El
problema de los sexos en esta época debe verse como una lucha de poder. La
mujer es vista como un misterio para el hombre, ya que tenía el poder de
levantarlo o de arruinarlo. Por lo tanto, convenía a esta sociedad patriarcal y
burguesa, que la mujer fuera sometida y dominada, es decir “convertida en
subalterna del padre, el esposo o el hermano mayor” (Barrán)
Las
instituciones de la época apoyaban esta idea de que era necesario manejar a la
mujer. Monseñor Mariano Soler sostenía: la mujer no podía quedar librada “a su
propio albedrío”, por eso el padre la entregaba al esposo a fin de “someterla a
una dulce pero firme y poderosa tutela”. De otro modo se perdería “ese ser
débil, perteneciente a un sexo que si bien es susceptible de todo género de
virtudes (…) tiene más peligros con las seducciones de la novedad o con el
atractivo de los placeres”.
Esta
imagen implicaba no sólo la sumisión, sino también era preparada para ser madre
abnegada; mujer económica (importante sobre todo si consideramos que el
principal interés del burgués es la plata), ordenada y trabajadora en el manejo
de la casa; modesta, virtuosa y púdica con su cuerpo. Debía, ante todo, respeto
y veneración a su marido, que era cabeza del hogar, y quien tomaba las decisiones
importantes en él, y era quien tenía la patria potestad de sus hijos y la ley
de su lado.
Era lógico pensar que la mujer no debía trabajar. Si
lo hacía, los trabajos admitidos eran el de maestra por el vínculo que existe
entre esa profesión y el rol de madre. Podía también hacer costura dentro del
hogar para vender fuera en alguna tienda. No se pensaba en la mujer trabajadora
en una tienda o en la fábrica, porque “en vez de llevar esa vida oculta,
abrigada, púdica (…) y que es tan necesaria a su felicidad y a la nuestra
misma, vive bajo el dominio de un patrón, en medio de compañeras de moralidad
dudosa, en contacto perpetuo con hombres, separada de su marido y sus hijos”.

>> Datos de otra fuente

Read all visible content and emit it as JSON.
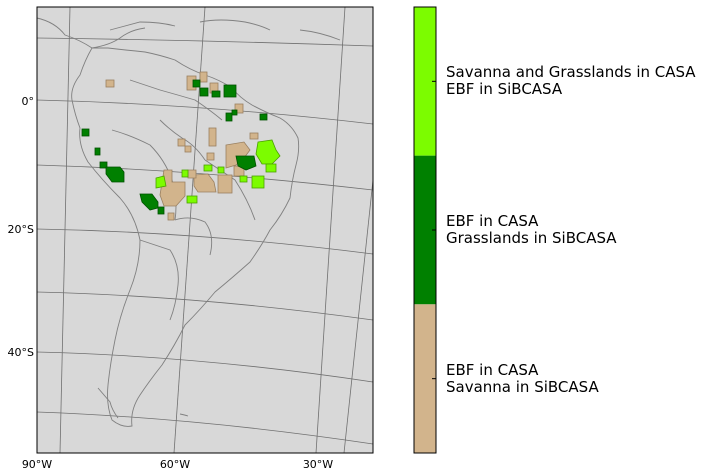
{
  "map": {
    "lat_labels": [
      {
        "lat": 0,
        "label": "0°"
      },
      {
        "lat": -20,
        "label": "20°S"
      },
      {
        "lat": -40,
        "label": "40°S"
      }
    ],
    "lon_labels": [
      {
        "lon": -90,
        "label": "90°W"
      },
      {
        "lon": -60,
        "label": "60°W"
      },
      {
        "lon": -30,
        "label": "30°W"
      }
    ],
    "background_color": "#d8d8d8",
    "coastline_color": "#808080",
    "graticule_color": "#707070"
  },
  "legend": {
    "items": [
      {
        "line1": "Savanna and Grasslands in CASA",
        "line2": "EBF in SiBCASA",
        "color": "#7cfc00"
      },
      {
        "line1": "EBF in CASA",
        "line2": "Grasslands in SiBCASA",
        "color": "#008000"
      },
      {
        "line1": "EBF in CASA",
        "line2": "Savanna in SiBCASA",
        "color": "#d2b48c"
      }
    ]
  }
}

Estos trabajos quedaron relegados para las mujeres de las clases populares, que
se vieron expuestas a un sin fin de humillaciones sociales y morales.
La sociedad del 900 está ávida de juzgar
a su prójimo. Se decía que una buena mujer salía de su casa sólo tres veces:
cuando se bautizaba, cuando se casaba y cuando moría.